Bei seinem Rücktritt, so erzählt Didier Burkhalter, habe er es noch nicht gewusst. Aber heute könne er sich vorstellen, dass das «Böse» oder das «Übel», wie er es nennt, schon da war. Im Bundesrat zu sein, acht Jahre waren es, sei eine ständige Selbstüberwindung. «Ich habe bis zu 100 Stunden pro Woche gearbeitet, mit den Reisen. Es passierte auch, dass ich Dossiers im Badezimmer las und oft zu irgendwelcher Zeit in der Nacht.» Er habe es abgelehnt, in Bern zu wohnen, habe dafür viel in Neuenburg gearbeitet. «Ich ging um 6 oder 7 Uhr morgens weg, stand aber schon zwei Stunden zuvor auf, um zu arbeiten – wie auch während der Autofahrt mit dem Chauffeur.» Es gäbe sicher einen positiven Stress, der einen bis zum Äussersten antreibt. «Aber es fordert auch viel Energie. Meine Frau hat mir oft gesagt, dass ich zu viel arbeite. Aber ich habe nicht genügend auf sie gehört.» Bis er eines Sonntagmorgens Mitte Juni 2017 aufwachte und die Entscheidung fällte, zurückzutreten. «Ich habe mit niemandem darüber gesprochen, wollte auch sie nicht um Rat fragen, sondern sie schützen, damit sie dieses Gewicht nicht auf ihren Schultern zu tragen hat. Als ich es ihr beim Frühstück sagte, hat sie erst an einen Witz geglaubt.»

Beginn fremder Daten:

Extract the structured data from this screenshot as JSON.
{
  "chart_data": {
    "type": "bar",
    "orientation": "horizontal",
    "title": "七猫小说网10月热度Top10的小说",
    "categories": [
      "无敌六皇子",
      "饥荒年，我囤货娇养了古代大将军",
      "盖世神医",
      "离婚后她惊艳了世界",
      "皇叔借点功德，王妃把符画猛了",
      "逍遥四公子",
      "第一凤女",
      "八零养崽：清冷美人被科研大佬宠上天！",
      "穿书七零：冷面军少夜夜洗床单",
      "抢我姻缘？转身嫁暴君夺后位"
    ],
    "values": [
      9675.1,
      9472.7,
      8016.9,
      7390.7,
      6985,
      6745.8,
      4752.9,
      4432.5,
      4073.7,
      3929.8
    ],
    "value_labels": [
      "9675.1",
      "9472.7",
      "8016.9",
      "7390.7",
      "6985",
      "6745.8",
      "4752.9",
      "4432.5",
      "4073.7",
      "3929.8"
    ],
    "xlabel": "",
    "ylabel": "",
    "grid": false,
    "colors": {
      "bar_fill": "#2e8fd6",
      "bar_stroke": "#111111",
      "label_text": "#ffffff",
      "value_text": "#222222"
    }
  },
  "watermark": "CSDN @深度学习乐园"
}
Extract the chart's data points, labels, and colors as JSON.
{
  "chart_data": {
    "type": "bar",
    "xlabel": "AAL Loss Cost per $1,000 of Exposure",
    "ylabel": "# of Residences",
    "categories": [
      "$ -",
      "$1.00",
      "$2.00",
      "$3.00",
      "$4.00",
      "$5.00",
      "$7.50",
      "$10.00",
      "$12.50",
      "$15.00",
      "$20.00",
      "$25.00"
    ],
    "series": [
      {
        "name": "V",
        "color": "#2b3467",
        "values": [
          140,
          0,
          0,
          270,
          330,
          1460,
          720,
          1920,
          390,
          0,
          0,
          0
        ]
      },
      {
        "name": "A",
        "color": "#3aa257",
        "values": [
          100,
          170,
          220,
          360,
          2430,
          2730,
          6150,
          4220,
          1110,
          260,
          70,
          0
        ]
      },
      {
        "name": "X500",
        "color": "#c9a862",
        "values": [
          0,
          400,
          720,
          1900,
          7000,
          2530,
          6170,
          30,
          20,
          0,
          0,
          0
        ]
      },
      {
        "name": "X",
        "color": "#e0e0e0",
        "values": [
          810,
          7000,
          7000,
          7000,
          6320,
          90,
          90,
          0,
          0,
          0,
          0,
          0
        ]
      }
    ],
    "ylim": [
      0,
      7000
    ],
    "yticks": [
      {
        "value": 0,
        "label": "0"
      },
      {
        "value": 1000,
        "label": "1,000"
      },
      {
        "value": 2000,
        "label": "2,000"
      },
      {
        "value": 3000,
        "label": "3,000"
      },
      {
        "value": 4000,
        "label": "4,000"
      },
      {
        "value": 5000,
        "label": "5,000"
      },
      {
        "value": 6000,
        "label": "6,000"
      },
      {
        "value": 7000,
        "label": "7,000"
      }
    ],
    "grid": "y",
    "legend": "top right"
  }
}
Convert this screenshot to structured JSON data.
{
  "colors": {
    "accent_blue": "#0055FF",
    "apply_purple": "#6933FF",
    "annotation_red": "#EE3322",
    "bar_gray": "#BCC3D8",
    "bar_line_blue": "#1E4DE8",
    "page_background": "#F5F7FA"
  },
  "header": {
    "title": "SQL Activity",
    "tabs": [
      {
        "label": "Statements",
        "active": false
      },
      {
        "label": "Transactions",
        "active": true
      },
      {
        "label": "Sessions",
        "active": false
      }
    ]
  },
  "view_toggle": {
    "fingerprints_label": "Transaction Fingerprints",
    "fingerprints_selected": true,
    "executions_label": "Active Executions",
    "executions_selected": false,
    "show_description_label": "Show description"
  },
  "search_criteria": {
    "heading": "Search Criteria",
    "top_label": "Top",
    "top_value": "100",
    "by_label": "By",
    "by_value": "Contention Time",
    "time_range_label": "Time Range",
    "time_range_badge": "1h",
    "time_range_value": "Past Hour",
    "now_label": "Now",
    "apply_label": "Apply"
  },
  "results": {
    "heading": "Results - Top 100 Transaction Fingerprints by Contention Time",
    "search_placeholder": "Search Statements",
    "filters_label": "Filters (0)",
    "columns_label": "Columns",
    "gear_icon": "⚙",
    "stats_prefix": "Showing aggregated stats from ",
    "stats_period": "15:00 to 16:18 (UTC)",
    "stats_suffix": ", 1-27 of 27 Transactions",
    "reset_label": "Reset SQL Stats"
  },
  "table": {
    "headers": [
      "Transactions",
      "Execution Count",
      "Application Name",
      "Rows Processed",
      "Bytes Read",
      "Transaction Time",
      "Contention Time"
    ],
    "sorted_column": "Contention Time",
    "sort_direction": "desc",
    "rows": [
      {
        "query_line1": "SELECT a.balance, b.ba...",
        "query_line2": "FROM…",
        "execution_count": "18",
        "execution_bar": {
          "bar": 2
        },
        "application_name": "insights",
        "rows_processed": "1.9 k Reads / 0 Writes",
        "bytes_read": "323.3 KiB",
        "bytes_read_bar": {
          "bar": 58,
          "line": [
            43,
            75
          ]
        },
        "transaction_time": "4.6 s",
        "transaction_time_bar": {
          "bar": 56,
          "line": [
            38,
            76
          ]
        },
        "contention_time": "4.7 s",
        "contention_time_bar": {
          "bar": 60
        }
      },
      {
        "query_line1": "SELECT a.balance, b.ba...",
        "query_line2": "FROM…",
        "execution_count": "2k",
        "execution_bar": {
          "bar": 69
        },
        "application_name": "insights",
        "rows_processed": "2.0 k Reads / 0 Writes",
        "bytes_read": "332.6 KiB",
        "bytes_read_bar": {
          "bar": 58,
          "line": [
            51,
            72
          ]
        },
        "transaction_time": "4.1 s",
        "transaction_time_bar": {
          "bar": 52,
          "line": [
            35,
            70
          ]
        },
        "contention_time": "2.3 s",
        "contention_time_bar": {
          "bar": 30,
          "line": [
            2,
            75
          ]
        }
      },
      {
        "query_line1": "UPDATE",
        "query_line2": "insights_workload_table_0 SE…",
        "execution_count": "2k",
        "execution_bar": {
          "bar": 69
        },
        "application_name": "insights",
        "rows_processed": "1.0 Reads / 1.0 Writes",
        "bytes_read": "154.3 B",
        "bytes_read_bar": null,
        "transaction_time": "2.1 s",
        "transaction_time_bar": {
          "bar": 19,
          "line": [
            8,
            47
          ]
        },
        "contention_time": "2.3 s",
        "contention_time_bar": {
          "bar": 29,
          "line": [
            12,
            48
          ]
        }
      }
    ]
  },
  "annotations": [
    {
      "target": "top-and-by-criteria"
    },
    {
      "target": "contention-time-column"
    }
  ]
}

Mit Friedrun Sabine an seiner Seite hat er die herausfordernde Zeit als Bundesrat gemeistert, sie gibt ihm Kraft und hilft ihm, alle Prüfungen des Lebens durchzustehen – so wie seine Krankheit. Er bezeichnet seine Ehefrau als «mein ganzes Leben», als «der Grund, warum ich atme». Sie kennen sich seit jungen Jahren – sie war 16, er 23. Drei Jahre später heirateten sie, bekamen drei Söhne. Zusammen sind die beiden eine Einheit, wie Didier Burkhalter weiter ausführt: «Sie ist meine Seelenverwandte.» Und beschreibt dies mit dem Beispiel, als sie das Cover für sein zweites Buch kreierte. «Sie hatte das Manuskript noch nicht gelesen, aber hat genau das gezeichnet, was ich gerade am Schreiben war. Als ob sie meine Gedanken lesen könnte.»

Mittlerweile hat er sein drittes Buch veröffentlicht. Seine gesundheitlichen Probleme hätten ihn zwar etwas ausgebremst, er arbeitet aber bereits am nächsten. «Ich liebe es zu schreiben, habe es schon immer gern getan. Ich lasse es wie einen Fluss aus meinem Herzen fliessen.»